Various kinds of AI have been here for a while, but it’s generative AI (and large language models [LLMs]) that completely changed the risk landscape. GenAI has the ability to create something in endless ways, and this creativity is either controlled by humans or — in the case of artificial general intelligence (AGI) — will be beyond our current ability to control.

This last idea provides a clear dichotomy for our future efforts around AI regulation, as it raises issues as to what is specifically being regulated and who is responsible for a given incident.

What exactly are we regulating?

The most obvious part of new regulation initiatives will be first targeted in areas where AIs are performing specific actions driven by human intent. The challenges related to these activities include misinformation, cybercrime, copyright and other areas. Here, a lot of regulations are actively emerging. Perhaps the most far-reaching of them is the EU AI Act.

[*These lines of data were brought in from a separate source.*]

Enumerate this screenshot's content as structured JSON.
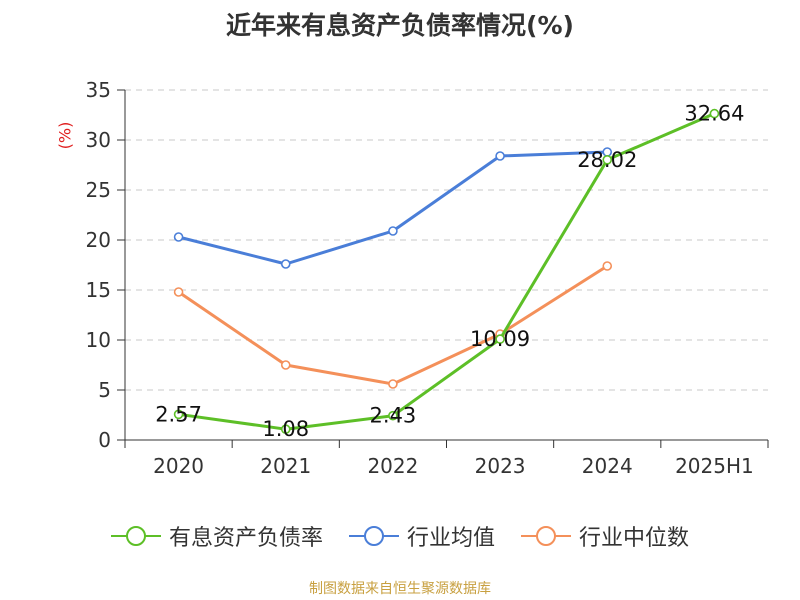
{
  "chart_data": {
    "type": "line",
    "title": "近年来有息资产负债率情况(%)",
    "ylabel": "(%)",
    "xlabel": "",
    "categories": [
      "2020",
      "2021",
      "2022",
      "2023",
      "2024",
      "2025H1"
    ],
    "ylim": [
      0,
      35
    ],
    "yticks": [
      0,
      5,
      10,
      15,
      20,
      25,
      30,
      35
    ],
    "grid": true,
    "legend_position": "bottom",
    "series": [
      {
        "name": "有息资产负债率",
        "color": "#5dbf27",
        "values": [
          2.57,
          1.08,
          2.43,
          10.09,
          28.02,
          32.64
        ],
        "labels": [
          "2.57",
          "1.08",
          "2.43",
          "10.09",
          "28.02",
          "32.64"
        ]
      },
      {
        "name": "行业均值",
        "color": "#4a7ed8",
        "values": [
          20.3,
          17.6,
          20.9,
          28.4,
          28.8,
          null
        ]
      },
      {
        "name": "行业中位数",
        "color": "#f4905a",
        "values": [
          14.8,
          7.5,
          5.6,
          10.6,
          17.4,
          null
        ]
      }
    ]
  },
  "footer": {
    "source": "制图数据来自恒生聚源数据库"
  }
}
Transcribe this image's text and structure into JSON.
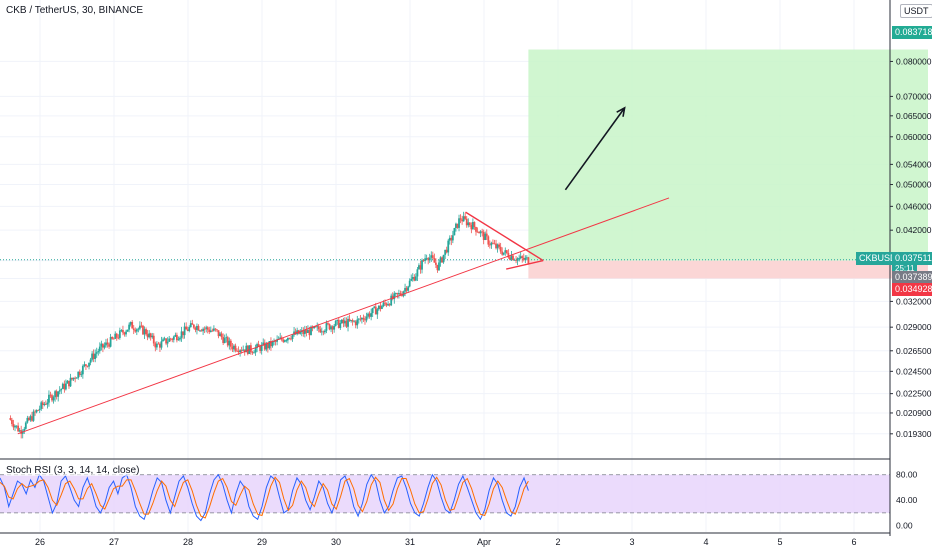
{
  "header": {
    "title": "CKB / TetherUS, 30, BINANCE",
    "currency": "USDT"
  },
  "indicator": {
    "label": "Stoch RSI (3, 3, 14, 14, close)"
  },
  "colors": {
    "up": "#26a69a",
    "down": "#ef5350",
    "trendline": "#f23645",
    "profit_zone": "#c8f5c8",
    "loss_zone": "#fbd2d2",
    "stoch_k": "#2962ff",
    "stoch_d": "#ff6d00",
    "stoch_band": "#e6d2fb"
  },
  "tags": {
    "symbol": "CKBUSDT",
    "countdown": "25:11",
    "last_price": "0.037511",
    "target": "0.083718",
    "entry": "0.037389",
    "stop": "0.034928"
  },
  "chart_data": [
    {
      "type": "candlestick",
      "title": "CKB / TetherUS, 30, BINANCE",
      "y_scale": "log",
      "y_ticks": [
        "0.080000",
        "0.070000",
        "0.065000",
        "0.060000",
        "0.054000",
        "0.050000",
        "0.046000",
        "0.042000",
        "0.037389",
        "0.034928",
        "0.032000",
        "0.029000",
        "0.026500",
        "0.024500",
        "0.022500",
        "0.020900",
        "0.019300"
      ],
      "x_ticks": [
        "26",
        "27",
        "28",
        "29",
        "30",
        "31",
        "Apr",
        "2",
        "3",
        "4",
        "5",
        "6"
      ],
      "ylim": [
        0.0178,
        0.1
      ],
      "grid": true,
      "price_path": [
        {
          "day": 25.6,
          "price": 0.0205
        },
        {
          "day": 25.75,
          "price": 0.0195
        },
        {
          "day": 26.0,
          "price": 0.0212
        },
        {
          "day": 26.2,
          "price": 0.0224
        },
        {
          "day": 26.4,
          "price": 0.0234
        },
        {
          "day": 26.6,
          "price": 0.0248
        },
        {
          "day": 26.8,
          "price": 0.0265
        },
        {
          "day": 27.0,
          "price": 0.0276
        },
        {
          "day": 27.25,
          "price": 0.0292
        },
        {
          "day": 27.45,
          "price": 0.0285
        },
        {
          "day": 27.6,
          "price": 0.027
        },
        {
          "day": 27.9,
          "price": 0.0282
        },
        {
          "day": 28.1,
          "price": 0.0292
        },
        {
          "day": 28.4,
          "price": 0.0285
        },
        {
          "day": 28.6,
          "price": 0.027
        },
        {
          "day": 28.85,
          "price": 0.0266
        },
        {
          "day": 29.1,
          "price": 0.027
        },
        {
          "day": 29.4,
          "price": 0.0281
        },
        {
          "day": 29.7,
          "price": 0.0286
        },
        {
          "day": 30.0,
          "price": 0.0293
        },
        {
          "day": 30.3,
          "price": 0.0296
        },
        {
          "day": 30.6,
          "price": 0.0312
        },
        {
          "day": 30.9,
          "price": 0.033
        },
        {
          "day": 31.1,
          "price": 0.0355
        },
        {
          "day": 31.25,
          "price": 0.0383
        },
        {
          "day": 31.4,
          "price": 0.0365
        },
        {
          "day": 31.55,
          "price": 0.04
        },
        {
          "day": 31.7,
          "price": 0.044
        },
        {
          "day": 31.9,
          "price": 0.0425
        },
        {
          "day": 32.1,
          "price": 0.04
        },
        {
          "day": 32.3,
          "price": 0.0385
        },
        {
          "day": 32.5,
          "price": 0.0376
        },
        {
          "day": 32.6,
          "price": 0.03751
        }
      ],
      "drawings": {
        "rising_trendline": [
          {
            "day": 25.7,
            "price": 0.0193
          },
          {
            "day": 34.5,
            "price": 0.0475
          }
        ],
        "descending_line": [
          {
            "day": 31.75,
            "price": 0.045
          },
          {
            "day": 32.8,
            "price": 0.0374
          }
        ],
        "apex_line": [
          {
            "day": 32.3,
            "price": 0.0362
          },
          {
            "day": 32.8,
            "price": 0.0374
          }
        ],
        "target_zone": {
          "from_day": 32.6,
          "to_day": 38.0,
          "low": 0.037389,
          "high": 0.083718
        },
        "stop_zone": {
          "from_day": 32.6,
          "to_day": 38.0,
          "low": 0.034928,
          "high": 0.037389
        },
        "arrow": [
          {
            "day": 33.1,
            "price": 0.049
          },
          {
            "day": 33.9,
            "price": 0.067
          }
        ]
      }
    },
    {
      "type": "line",
      "title": "Stoch RSI (3, 3, 14, 14, close)",
      "y_ticks": [
        "80.00",
        "40.00",
        "0.00"
      ],
      "ylim": [
        -10,
        100
      ],
      "bands": [
        20,
        80
      ],
      "series": [
        {
          "values": [
            75,
            60,
            30,
            50,
            70,
            65,
            50,
            72,
            60,
            80,
            70,
            45,
            20,
            35,
            70,
            78,
            60,
            40,
            30,
            60,
            75,
            55,
            30,
            20,
            35,
            60,
            70,
            50,
            75,
            80,
            60,
            30,
            15,
            10,
            30,
            55,
            75,
            68,
            40,
            20,
            45,
            70,
            78,
            60,
            35,
            15,
            8,
            20,
            50,
            72,
            80,
            65,
            40,
            20,
            50,
            70,
            60,
            30,
            15,
            10,
            30,
            60,
            78,
            72,
            45,
            20,
            25,
            55,
            75,
            65,
            40,
            25,
            45,
            70,
            60,
            35,
            20,
            40,
            72,
            78,
            60,
            30,
            15,
            35,
            65,
            80,
            70,
            40,
            20,
            30,
            55,
            75,
            78,
            60,
            35,
            20,
            15,
            35,
            60,
            80,
            70,
            45,
            25,
            20,
            40,
            65,
            78,
            60,
            40,
            20,
            10,
            25,
            55,
            75,
            65,
            40,
            20,
            15,
            30,
            60,
            75,
            55
          ]
        },
        {
          "values": [
            68,
            62,
            45,
            42,
            58,
            66,
            60,
            62,
            64,
            70,
            72,
            60,
            40,
            32,
            48,
            66,
            70,
            58,
            42,
            42,
            58,
            66,
            50,
            32,
            26,
            42,
            58,
            62,
            62,
            72,
            72,
            55,
            35,
            18,
            18,
            35,
            55,
            70,
            62,
            40,
            30,
            50,
            68,
            72,
            55,
            32,
            15,
            12,
            30,
            52,
            70,
            74,
            60,
            38,
            32,
            48,
            62,
            56,
            34,
            18,
            16,
            38,
            62,
            76,
            68,
            42,
            24,
            32,
            56,
            70,
            60,
            38,
            30,
            50,
            66,
            56,
            34,
            26,
            46,
            70,
            74,
            58,
            32,
            22,
            38,
            64,
            76,
            68,
            40,
            24,
            34,
            58,
            74,
            74,
            56,
            34,
            20,
            22,
            42,
            66,
            76,
            64,
            40,
            24,
            26,
            46,
            68,
            74,
            58,
            36,
            18,
            16,
            34,
            58,
            70,
            60,
            40,
            22,
            18,
            36,
            58,
            70
          ]
        }
      ]
    }
  ]
}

Strictly speaking, it’s not an AI that should be regulated here — it is more about how different people and organizations use AI capabilities, what intent they have, and how this usage is compliant with what is beneficial for society.

If we compare this with the recent developments and regulations in the API industry, it is safe to say that a lot of “human-controlled AI” regulations will be connected to data privacy as a whole and to the banking and financial sectors in particular.

However, the most intriguing and perhaps near-to-impossible part will be the attempt to regulate the AI instances themselves. Regardless of whether we consider any AI instance a true AGI, it still has the “creativity” component, which, combined with APIs, can reach almost anywhere that has the internet and the machine to execute the code.

AI and APIs combined: Problem scenarios

To understand the complexity of these regulations and controls, let’s explore some instances where API and AI are intertwined:

  • API integration between two software systems was always difficult, and many companies have been focusing a lot on great developer experience to make it easier for software engineers to use their APIs. However, soon we will observe machine-to-machine APIs where an AI bot can connect to any API and switch between them seamlessly.
  • AI bots will be able to solve any technical task, and will do it in a fully autonomous way. They can learn from their mistakes, replicate themselves and follow the mission that drives their existence. One of the most fascinating and scary examples that we’ve seen recently is ChaosGPT, whose primary goal is to do as much harm as possible.
  • AI can be trained to create any other programming language or an API, because API is essentially a technical, artificial language. This means that there might be new languages developed by some AIs that can be understood only by them.

Combining all these together might paint a gloomy picture, where an autonomous AI can spread itself with an API and can create as many other APIs as it wants. These creations will be understandable only by other instances of this AI. They can easily find all the security holes and use all this to work toward any goal — set by either a human or an AI component.

How to deal with a regulatory nightmare

So can AI using APIs be regulated at all? This problem is part of the AI alignment discussion, which can provide a framework for efficient AI control. However, it’s the API sector that makes this risk grow dramatically and requires a more sophisticated approach to possible regulations.

There are definitely a lot of security practices and regulation controls we need to put in place when creating new AI systems, but everywhere else these systems can be used with APIs. For example, certain technical standards and capabilities should be developed to detect unwanted and potentially harmful activities of AIs of any kind.

There should be a way to trace back who might be responsible for these kinds of activities and hold them liable when they break the law. Potentially, there might be a technical solution that allows us to embed an “AI alignment” component into any possible AI instance and thus ensure it always stays within the existing legal/regulatory frameworks.

Inventing and enforcing these new mechanisms might be one of our biggest challenges in the coming decades.